It is called the duopoly, the combination of the digital ad market taken up by Facebook Inc. (NASDAQ: FB) and Alphabet Inc.’s (NASDAQ: GOOGL) Google. Last year, the two sucked up about two-thirds of the entire industry’s revenue, leaving even the largest online properties scrambling for marketer dollars.
Due to worries about the use of data gathered by the two properties and used by third parties, advertisers have suddenly started to question their investments. The Facebook scandal over Cambridge Analytica’s use of data on about 50 million users, presumably to help influence the 2016 presidential election, has caused a rush of government investigations and potential regulation. Politicians and marketers worry that Google has similar issues with the use of its data.
Rising distrust in the duopoly could loosen the hold the two companies have on the digital ad market. The largest digital advertisers that could be wary of public opinions include Bank of America, Coca-Cola, Ford, Johnson & Johnson, McDonald’s and Procter & Gamble. Each has a huge consumer base, some portion of which may object to how their data may have been used by Google and Facebook.
If one or more of these huge advertisers make a spectacle about withdrawing ads from Google, Facebook or both, it could cause a reaction like a falling line of dominos. The largest online marketers could flee the two en masse and very quickly.
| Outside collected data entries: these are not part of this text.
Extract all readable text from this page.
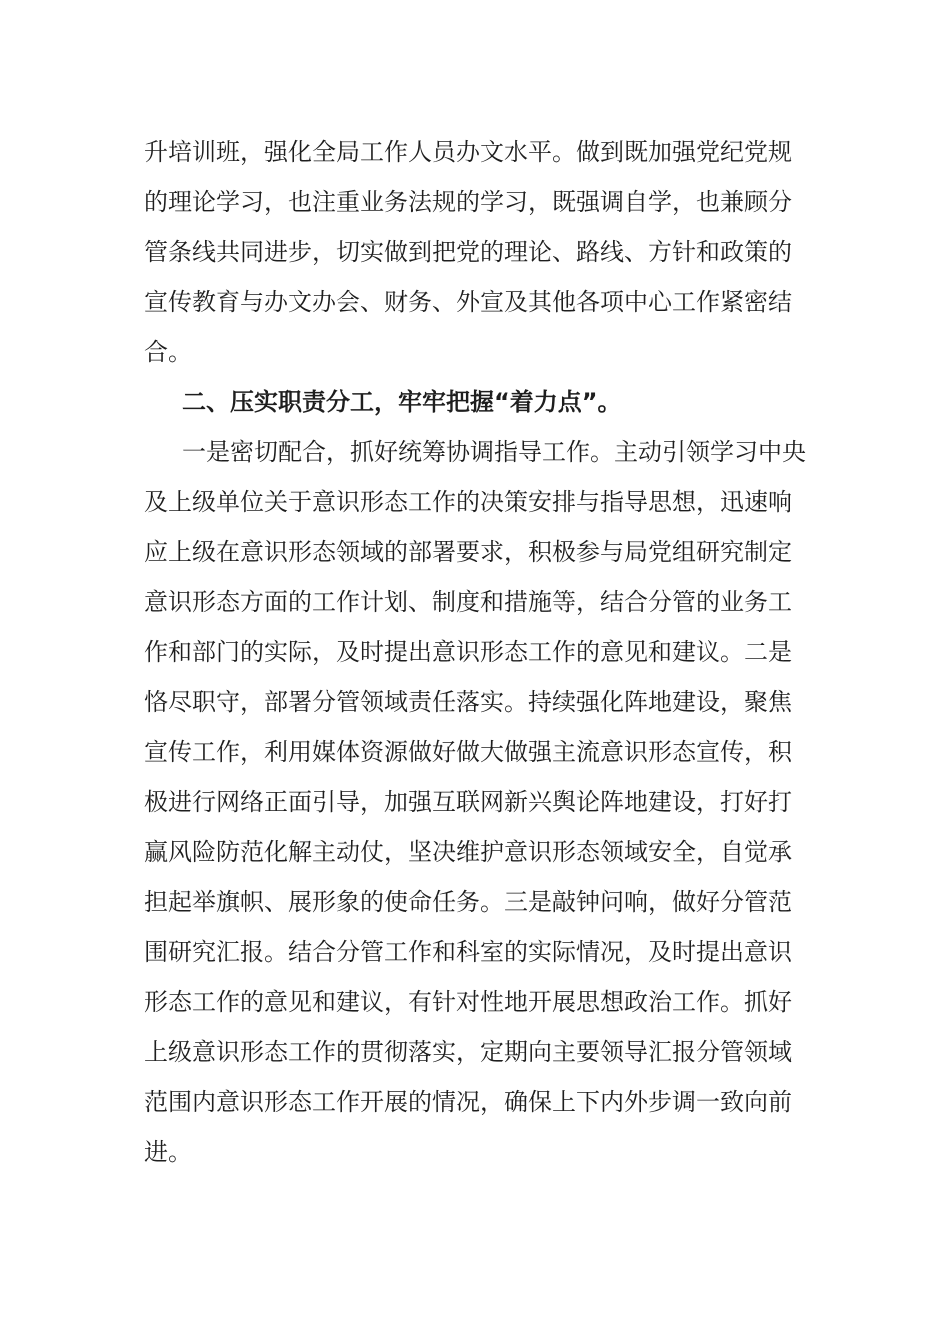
升培训班，强化全局工作人员办文水平。做到既加强党纪党规
的理论学习，也注重业务法规的学习，既强调自学，也兼顾分
管条线共同进步，切实做到把党的理论、路线、方针和政策的
宣传教育与办文办会、财务、外宣及其他各项中心工作紧密结
合。
二、压实职责分工，牢牢把握“着力点”。
一是密切配合，抓好统筹协调指导工作。主动引领学习中央
及上级单位关于意识形态工作的决策安排与指导思想，迅速响
应上级在意识形态领域的部署要求，积极参与局党组研究制定
意识形态方面的工作计划、制度和措施等，结合分管的业务工
作和部门的实际，及时提出意识形态工作的意见和建议。二是
恪尽职守，部署分管领域责任落实。持续强化阵地建设，聚焦
宣传工作，利用媒体资源做好做大做强主流意识形态宣传，积
极进行网络正面引导，加强互联网新兴舆论阵地建设，打好打
赢风险防范化解主动仗，坚决维护意识形态领域安全，自觉承
担起举旗帜、展形象的使命任务。三是敲钟问响，做好分管范
围研究汇报。结合分管工作和科室的实际情况，及时提出意识
形态工作的意见和建议，有针对性地开展思想政治工作。抓好
上级意识形态工作的贯彻落实，定期向主要领导汇报分管领域
范围内意识形态工作开展的情况，确保上下内外步调一致向前
进。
The largest beneficiaries of a breakdown in trust in Google and Facebook would be the three online portals, each of which has huge audiences. Microsoft Corp.’s (NASDAQ: MSFT) MSN and Verizon Communications Inc.’s (NYSE: VZ) AOL and Yahoo used to hold the lead in digital market share. Each has suffered at the hands of Google and Facebook. Now, they may take some of that revenue back.
The next tier of online properties likely to benefit is those owned by the largest media companies, which have audiences nearly as large as the portals. These include Comcast Corp.’s (NASDAQ: CMCSA) NBCUniversal properties, Time Warner Inc.’s (NYSE: TWX) Turner Digital (which included CNN and the former Time Inc. properties) and Gannett Co. Inc.’s (NYSE: GCI) USAToday.
A sharp weakening of the digital ad duopoly as marketers lose trust in the properties they have relied on for so long could be a windfall larger than other media properties ever could have expected.